Già il TFR prevede la possibilità di anticipi in caso di spese mediche o acquisto della casa. Per rendere più appetibili i fondi pensione e i Piani Individuali Pensionistici non solo sono state mantenute queste possibilità, ma se ne sono aggiunte di nuove. Ecco quando si può richiedere un anticipo:
  • sempre, per un importo non superiore al 75% del fondo, per spese sanitarie a seguito di gravissime situazioni relative a sé, al coniuge e ai figli per terapie e interventi straordinari riconosciuti dalle strutture pubbliche;
  • dopo otto anni di iscrizione, per un importo non superiore al 75%, per l'acquisto della prima casa per sé o per i figli (documentato con atto notarile) o per la realizzazione di interventi di manutenzione ordinaria/straordinaria, restauro e risanamento conservativo o ristrutturazione edilizia della prima casa. Sul tema ristrutturazione ogni fondo pensione definisce le sue specifiche modalità operative e la documentazione necessaria per dimostrare i lavori;
  • dopo otto anni di iscrizione, per un importo non superiore al 30%, per “ulteriori esigenze”. Si tratta di una motivazione generica spesso utilizzata in questo periodo di crisi visto che non occorre  dimostrarla. Devi tener presente che l’importo non può superare il 30% della posizione complessiva (inclusi gli anticipi) e poi decurtata del totale degli anticipi ottenuti. Esempio: ho 100 euro depositati sul fondo pensione e decido di richiederne 30 in anticipo. Dopo 2 anni sul fondo dispongo di 90 euro e chiedo un nuovo anticipo. Il 30% non sarà calcolato su 90, ma tenendo in considerazione il precedente prelievo. Quindi sarà calcolato su (90+30)= 36 – 30 = 6.
Il totale delle anticipazioni non può comunque superare il 75% del totale dei versamenti (comprese le quote del Tfr, maggiorati delle plusvalenze tempo per tempo realizzate).

Tasse

Nel caso di anticipi per motivazioni sanitarie la trattenuta fiscale è pari al 15% con riduzione dello 0,30% per ogni anno successivo al 15° di partecipazione, fino ad un minimo di imposta pari al 9%. Negli altri casi (casa o esigenze generiche) l’aliquota di imposta è pari al 23% fisso.

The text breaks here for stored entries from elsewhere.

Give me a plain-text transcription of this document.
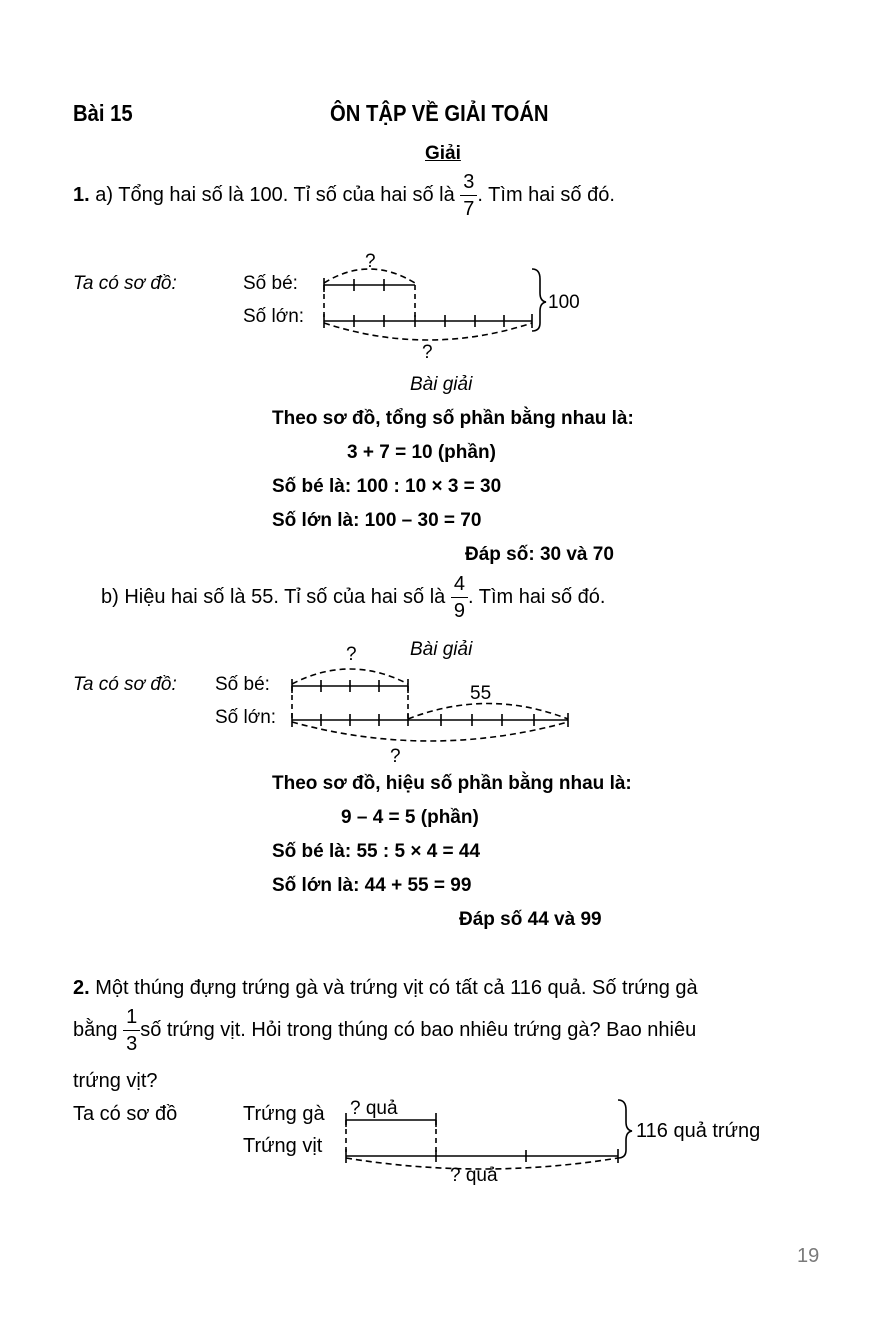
Bài 15	ÔN TẬP VỀ GIẢI TOÁN
Giải
1. a) Tổng hai số là 100. Tỉ số của hai số là $\frac{3}{7}$ . Tìm hai số đó.
Ta có sơ đồ:	Số bé:
Số lớn:
?
?
100
Bài giải
Theo sơ đồ, tổng số phần bằng nhau là:
3 + 7 = 10 (phần)
Số bé là: 100 : 10 × 3 = 30
Số lớn là: 100 – 30 = 70
Đáp số: 30 và 70
b) Hiệu hai số là 55. Tỉ số của hai số là $\frac{4}{9}$ . Tìm hai số đó.
Bài giải
Ta có sơ đồ: Số bé:
Số lớn:
?
55
?
Theo sơ đồ, hiệu số phần bằng nhau là:
9 – 4 = 5 (phần)
Số bé là: 55 : 5 × 4 = 44
Số lớn là: 44 + 55 = 99
Đáp số 44 và 99
2. Một thúng đựng trứng gà và trứng vịt có tất cả 116 quả. Số trứng gà
bằng $\frac{1}{3}$ số trứng vịt. Hỏi trong thúng có bao nhiêu trứng gà? Bao nhiêu
trứng vịt?
Ta có sơ đồ	Trứng gà
Trứng vịt
? quả
? quả
116 quả trứng
19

Riscatto anticipato del fondo pensione

E’ inoltre possibile riscattare parzialmente o totalmente i capitali sul fondo qualora si perda il lavoro (oltre che ovviamente interrompere il versamento dei contributi):
  1. Riscatto del 50% in caso di disoccupazione compresa tra 12 e 48 mesi o in caso di mobilità (cassa integrazione guadagni ordinaria o straordinaria)
  2. Riscatto totale in caso di invalidità permanente con riduzione della capacità di lavoro a meno di un terzo, o dopo che una persona sia rimasta disoccupata per più di 48 mesi. Non è possibile ottenere questo tipo di riscatto nei cinque anni precedenti il pensionamento, in tal caso infatti è possibile ottenere la prestazione pensionistica con anticipo fino a cinque anni. Il riscatto totale determina la chiusura del rapporto con il fondo pensione e quindi qualora ci si iscriva successivamente a un fondo pensione, il conteggio dell'anzianità (utile come abbiamo visto per ottenere alcuni tipi di anticipazione) ripartirà da zero
  3. Riscatto in caso di morte: il capitale è riscattato dagli eredi, o dai beneficiari indicati dal lavoratore stesso
  4. Riscatto per cause diverse: si tratta di una forma di riscatto consentita, in caso di perdita dei requisiti di partecipazione al fondo, solo a condizione che sia prevista dagli statuti e dai regolamenti delle forme pensionistiche complementari.
Anche in questi casi, considerato lo stato di bisogno, i prelievi hanno tassazione agevolata variabile dal 15% al 9%. Fa eccezione l’ultimo caso (cause diverse) soggetto al 23%.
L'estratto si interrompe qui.